THE YOUNG, UNDERSIZED Cougars rank a surprising third in rebounding in league games at 34.6, and they're second in blocked shots at 4.6. Casto remains the overall league leader in blocks with a 2.1 average.

Offsetting those numbers are WSU's rank in league games in steals (10th, 4.0), points allowed (ninth, 74.8), 3-point field-goal percentage defense (ninth, 37.4), assists (eighth, 11.0), field-goal percentage defense (seventh, 45.1) and turnover margin (seventh, minus-1.0).

The Cougars scored 80.2 ppg (second) and shot 49.8 percent (first) from the field when they went 10-2 in non-conference games. WSU is 4-4 in Pac-10 play while averaging 74.5 ppg (fourth) and shooting 44.2 percent (fifth).

WASHINGTON STATE's drop-off in assists during league play may be the best indicator of a larger problem with the offense as a whole.

"We weren't patient enough," Moore said after the Cougars shot 36 percent in a 74-62 loss at UCLA. "Sometimes, when we're struggling, we're not patient enough."

"We didn't do a good job of getting the ball inside," Koprivica said.

Opponents have just 26 more points than WSU in league games (598-572), but rivals have 33 more assists (122-89).

Of course, everything runs smoother if Thompson, the nation's sixth-league scorer, is on his game. In addition to 5-for-17 shooting Saturday, Thompson had five turnovers.

"When he's making shots, it makes it easier on us," coach Ken Bone said.

Only Moore, who handles the ball far more, has a higher number of turnovers than Thompson in WSU's league games (26-24).

THE COUGARS, ONE of the most surprising teams on the West Coast because of their 14-6 record with a starting lineup that includes four sophomores and one freshman, face one of the more disappointing teams in the country Saturday.

The Washington Huskies are 12-1 at home, but 0-6 on the road. They were ranked as high as 12th earlier this season in the national polls.

Generally regarded as the Pac-10 co-favorites with California, the Huskies have lost two in a row and five of seven to lower their Pac-10 record to 3-5.

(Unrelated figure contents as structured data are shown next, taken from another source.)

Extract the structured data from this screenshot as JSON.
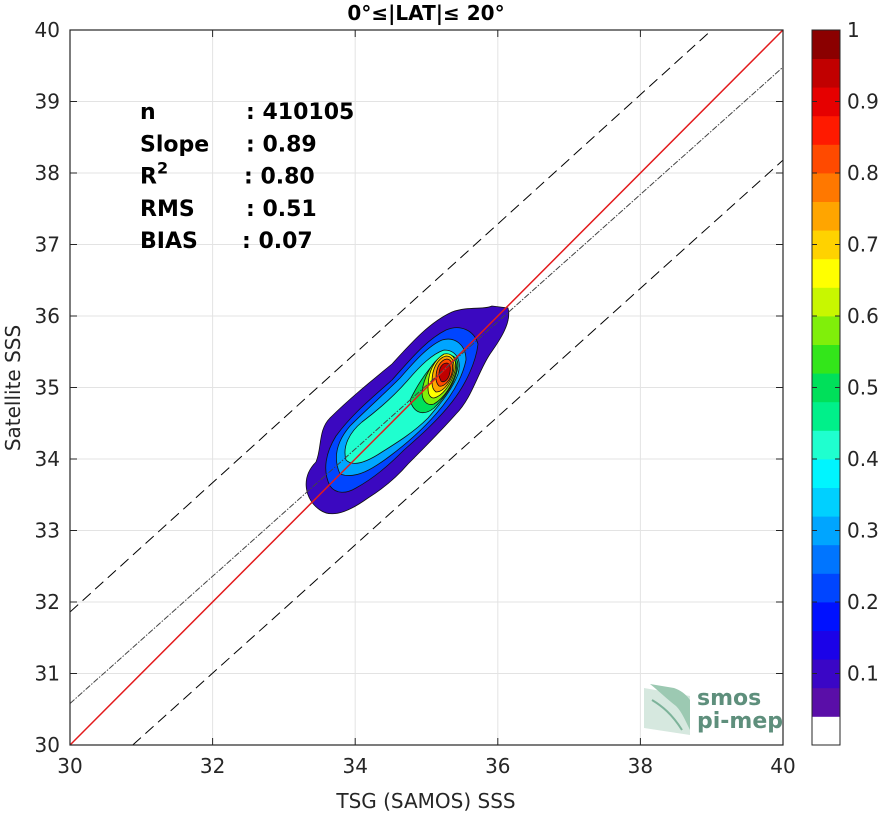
{
  "chart_data": {
    "type": "heatmap",
    "title": "0°≤|LAT|≤ 20°",
    "xlabel": "TSG (SAMOS) SSS",
    "ylabel": "Satellite SSS",
    "xlim": [
      30,
      40
    ],
    "ylim": [
      30,
      40
    ],
    "xticks": [
      30,
      32,
      34,
      36,
      38,
      40
    ],
    "yticks": [
      30,
      31,
      32,
      33,
      34,
      35,
      36,
      37,
      38,
      39,
      40
    ],
    "grid": true,
    "stats": [
      {
        "label": "n",
        "value": ": 410105"
      },
      {
        "label": "Slope",
        "value": ": 0.89"
      },
      {
        "label": "R",
        "sup": "2",
        "value": ": 0.80"
      },
      {
        "label": "RMS",
        "value": ": 0.51"
      },
      {
        "label": "BIAS",
        "value": ": 0.07"
      }
    ],
    "lines": [
      {
        "kind": "identity",
        "color": "#e31a1c",
        "points": [
          [
            30,
            30
          ],
          [
            40,
            40
          ]
        ]
      },
      {
        "kind": "fit",
        "color": "#444444",
        "points": [
          [
            30,
            30.58
          ],
          [
            40,
            39.48
          ]
        ]
      },
      {
        "kind": "upper-bound",
        "color": "#000000",
        "points": [
          [
            30,
            31.86
          ],
          [
            39.0,
            40.0
          ]
        ]
      },
      {
        "kind": "lower-bound",
        "color": "#000000",
        "points": [
          [
            30.88,
            30
          ],
          [
            40,
            38.18
          ]
        ]
      }
    ],
    "density_peak": {
      "x": 35.25,
      "y": 35.25
    },
    "colorbar": {
      "ticks": [
        0.1,
        0.2,
        0.3,
        0.4,
        0.5,
        0.6,
        0.7,
        0.8,
        0.9,
        1
      ],
      "tick_labels": [
        "0.1",
        "0.2",
        "0.3",
        "0.4",
        "0.5",
        "0.6",
        "0.7",
        "0.8",
        "0.9",
        "1"
      ],
      "range": [
        0,
        1
      ],
      "colors": [
        "#ffffff",
        "#5a0ea8",
        "#3a06c6",
        "#1b02e8",
        "#0011ff",
        "#0045ff",
        "#0075ff",
        "#00a5ff",
        "#00d0ff",
        "#00f5ff",
        "#1fffcf",
        "#00f08a",
        "#00e05a",
        "#33e61a",
        "#80ef0a",
        "#c8f700",
        "#ffff00",
        "#ffd200",
        "#ffa500",
        "#ff7800",
        "#ff4a00",
        "#ff1a00",
        "#e60000",
        "#c10000",
        "#8b0000"
      ]
    }
  },
  "logo": {
    "line1": "smos",
    "line2": "pi-mep"
  }
}
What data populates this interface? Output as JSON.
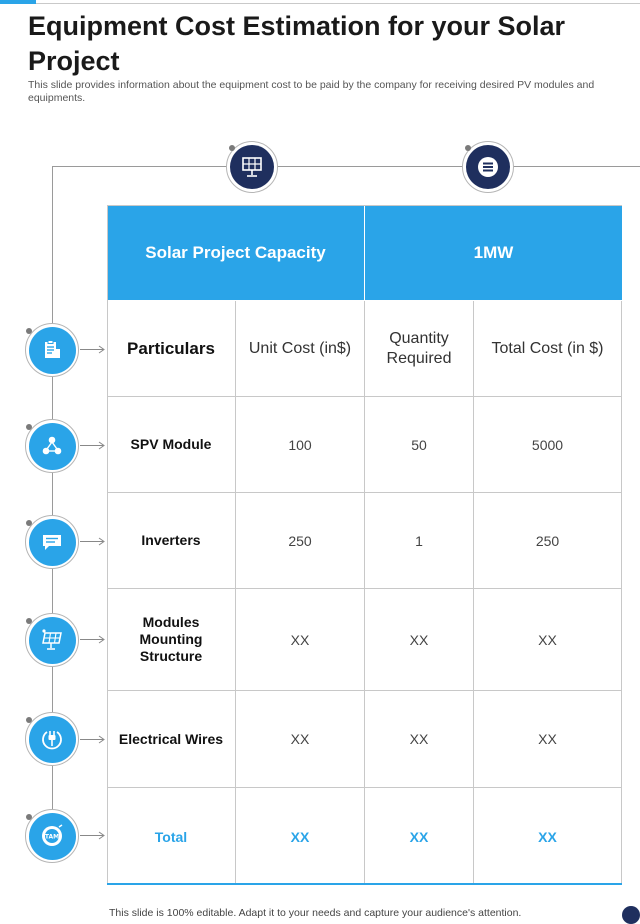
{
  "page": {
    "title": "Equipment Cost Estimation for your Solar Project",
    "subtitle": "This slide provides information about the equipment cost to be paid by the company for receiving desired PV modules and equipments.",
    "footer": "This slide is 100% editable. Adapt it to your needs and capture your audience's attention."
  },
  "colors": {
    "accent": "#2aa4e8",
    "navy": "#1f2f5e",
    "grid": "#c8c8c8"
  },
  "icons": {
    "top": [
      "solar-panel-icon",
      "list-icon"
    ],
    "side": [
      "clipboard-icon",
      "network-icon",
      "chat-bubble-icon",
      "solar-panel-icon",
      "power-plug-icon",
      "tam-target-icon"
    ]
  },
  "table": {
    "header": {
      "label": "Solar Project Capacity",
      "value": "1MW"
    },
    "columns": [
      "Particulars",
      "Unit Cost (in$)",
      "Quantity Required",
      "Total Cost (in $)"
    ],
    "rows": [
      {
        "name": "SPV Module",
        "unit": "100",
        "qty": "50",
        "total": "5000"
      },
      {
        "name": "Inverters",
        "unit": "250",
        "qty": "1",
        "total": "250"
      },
      {
        "name": "Modules Mounting Structure",
        "unit": "XX",
        "qty": "XX",
        "total": "XX"
      },
      {
        "name": "Electrical Wires",
        "unit": "XX",
        "qty": "XX",
        "total": "XX"
      }
    ],
    "total": {
      "name": "Total",
      "unit": "XX",
      "qty": "XX",
      "total": "XX"
    }
  }
}
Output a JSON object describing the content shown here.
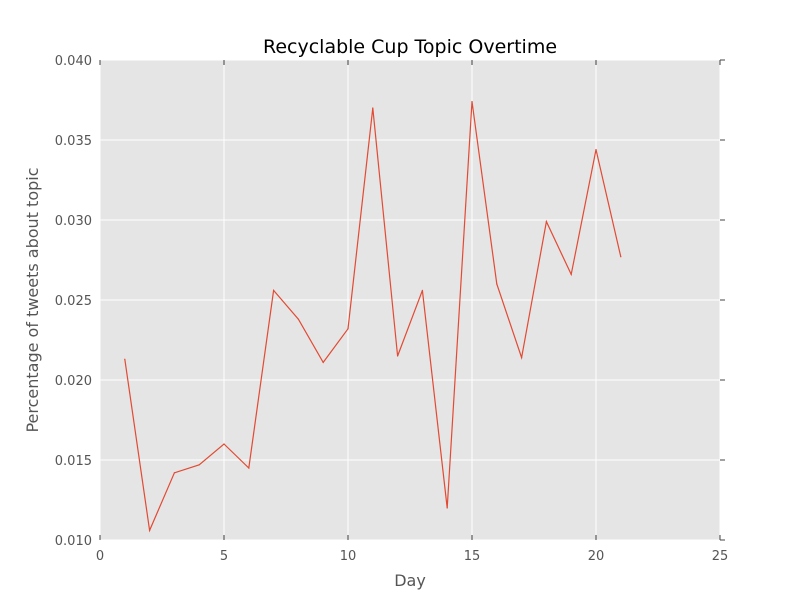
{
  "chart_data": {
    "type": "line",
    "title": "Recyclable Cup Topic Overtime",
    "xlabel": "Day",
    "ylabel": "Percentage of tweets about topic",
    "xlim": [
      0,
      25
    ],
    "ylim": [
      0.01,
      0.04
    ],
    "xticks": [
      0,
      5,
      10,
      15,
      20,
      25
    ],
    "xtick_labels": [
      "0",
      "5",
      "10",
      "15",
      "20",
      "25"
    ],
    "yticks": [
      0.01,
      0.015,
      0.02,
      0.025,
      0.03,
      0.035,
      0.04
    ],
    "ytick_labels": [
      "0.010",
      "0.015",
      "0.020",
      "0.025",
      "0.030",
      "0.035",
      "0.040"
    ],
    "grid": true,
    "series": [
      {
        "color": "#e24a33",
        "x": [
          1,
          2,
          3,
          4,
          5,
          6,
          7,
          8,
          9,
          10,
          11,
          12,
          13,
          14,
          15,
          16,
          17,
          18,
          19,
          20,
          21
        ],
        "y": [
          0.0213,
          0.0106,
          0.0142,
          0.0147,
          0.016,
          0.0145,
          0.0256,
          0.0238,
          0.0211,
          0.0232,
          0.037,
          0.0215,
          0.0256,
          0.012,
          0.0374,
          0.026,
          0.0214,
          0.0299,
          0.0266,
          0.0344,
          0.0277
        ]
      }
    ]
  },
  "colors": {
    "plot_background": "#e5e5e5",
    "grid": "#ffffff",
    "line": "#e24a33"
  }
}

The Dawgs looked like dogs Saturday in an 87-61 loss to a USC team that bowed 67-60 to Washington State two nights earlier.

"They're just out there having fun," Husky guard Venoy Overton said of the Trojans. "That's how we've really got to start playing."

Washington scoring leader Quincy Pondexter certainly didn't look like he was having fun Saturday. The senior forward is ranked 28th among 2010 NBA draft prospects by ESPN.com (Thompson is 47th), but Pondexter scored two points on 1-for-10 shooting at USC. He averages 19.5 ppg.

THE COUGARS HAVE split two games every week of the Pac-10 season thus far. As usual, the Washington contest is WSU's only game of the week. (The Huskies play Seattle on Tuesday.)

Moore, a Seattle native who was recruited by Washington before they dropped him in favor of current starting point guard Abdul Gaddy (a freshman averaging 4.6 ppg), realizes that every game is crucial the rest of the way in the jam-packed Pac-10.

"I'm greedy for wins," Moore said after last week's split. "I want all of them."

WSU is seventh and Washington eighth in the Pac-10, but five teams are tied for second at 4-3, one game behind 5-2 California. The race is so tightly bunched that had WSU beaten UCLA, they would have sat in solo second place.

THE HUSKIES swept both games with WSU last year after losing the previous seven meetings.

The 12:30 p.m. contest at 10,000-seat Bank of America Arena figures to sell out, but a limited number of tickets were still available as of Monday afternoon (206-543-2200). FSN-NW televises the game.